Ingredients
Pineapple salsa:
• ½ cucumber, finely diced
• 3 spring onions, chopped
• ½ ripe pineapple, diced
• 2 Serrano chillies, deseeded and finely sliced
• 1 clove garlic, crushed
• ½ bunch coriander, chopped
• 1 tbsp (15ml) tabasco sauce/hot chilli sauce, optional
• 1 lime
• Salt and milled pepper
Guacamole:
• 2 avocados, mashed
• ¼ red onion, very finely chopped
• 1 tomato, finely chopped
• Handful coriander, chopped
• 1 lime
• Salt and milled pepper
Fish:
• 400g firm, fresh white sustainable fish fillets
• ½ tsp (3ml) smoked paprika
• 1 tsp (5ml) chilli powder
• 1 tsp (5ml) ground cumin
• Oil, for frying
• Salt and milled pepper
To serve:
• 1 wedge red cabbage or iceberg lettuce
• 1 red onion, sliced
• 100ml sour cream, optional
• 4 flour or corn tortillas
• Melted butter
Preparation method
- Mix salsa ingredients together, and season to taste.
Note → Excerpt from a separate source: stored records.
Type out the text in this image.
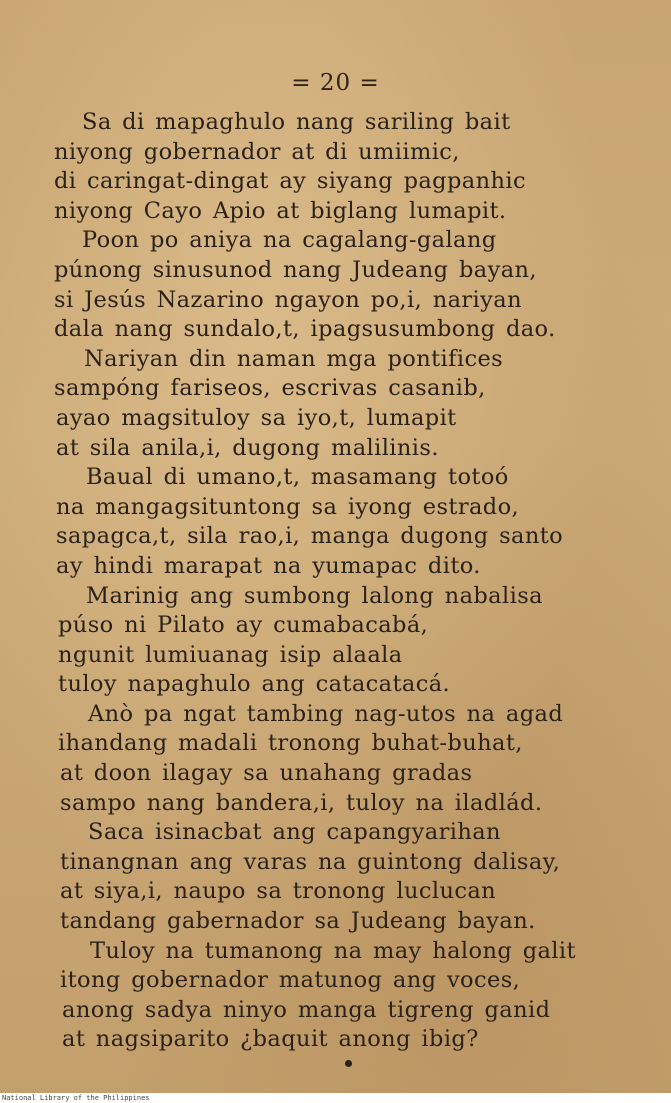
= 20 =
Sa di mapaghulo nang sariling bait
niyong gobernador at di umiimic,
di caringat-dingat ay siyang pagpanhic
niyong Cayo Apio at biglang lumapit.
Poon po aniya na cagalang-galang
púnong sinusunod nang Judeang bayan,
si Jesús Nazarino ngayon po,i, nariyan
dala nang sundalo,t, ipagsusumbong dao.
Nariyan din naman mga pontifices
sampóng fariseos, escrivas casanib,
ayao magsituloy sa iyo,t, lumapit
at sila anila,i, dugong malilinis.
Baual di umano,t, masamang totoó
na mangagsituntong sa iyong estrado,
sapagca,t, sila rao,i, manga dugong santo
ay hindi marapat na yumapac dito.
Marinig ang sumbong lalong nabalisa
púso ni Pilato ay cumabacabá,
ngunit lumiuanag isip alaala
tuloy napaghulo ang catacatacá.
Anò pa ngat tambing nag-utos na agad
ihandang madali tronong buhat-buhat,
at doon ilagay sa unahang gradas
sampo nang bandera,i, tuloy na iladlád.
Saca isinacbat ang capangyarihan
tinangnan ang varas na guintong dalisay,
at siya,i, naupo sa tronong luclucan
tandang gabernador sa Judeang bayan.
Tuloy na tumanong na may halong galit
itong gobernador matunog ang voces,
anong sadya ninyo manga tigreng ganid
at nagsiparito ¿baquit anong ibig?
National Library of the Philippines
- Mix guacamole ingredients together, and season to taste.
- Heat a non-stick pan over a medium-high heat.
- Mix paprika, chilli powder and ground cumin together.
- Squeeze a little lime juice over fish, sprinkle with spice mix and season with salt.
- Heat oil and fry fish until cooked.
- Remove from heat, flake fish and set aside.
- Brush the tortillas with a little butter and cook in a smoking hot pan.
- Chiffonade the red cabbage or iceberg lettuce.
- Place 1-2 spoonfuls of guacamole on each tortilla.
- Top with 2-3 pieces of fish, a bit of red cabbage and red onion.
- Top with loads of pineapple salsa and sour cream if you like. Serve immediately.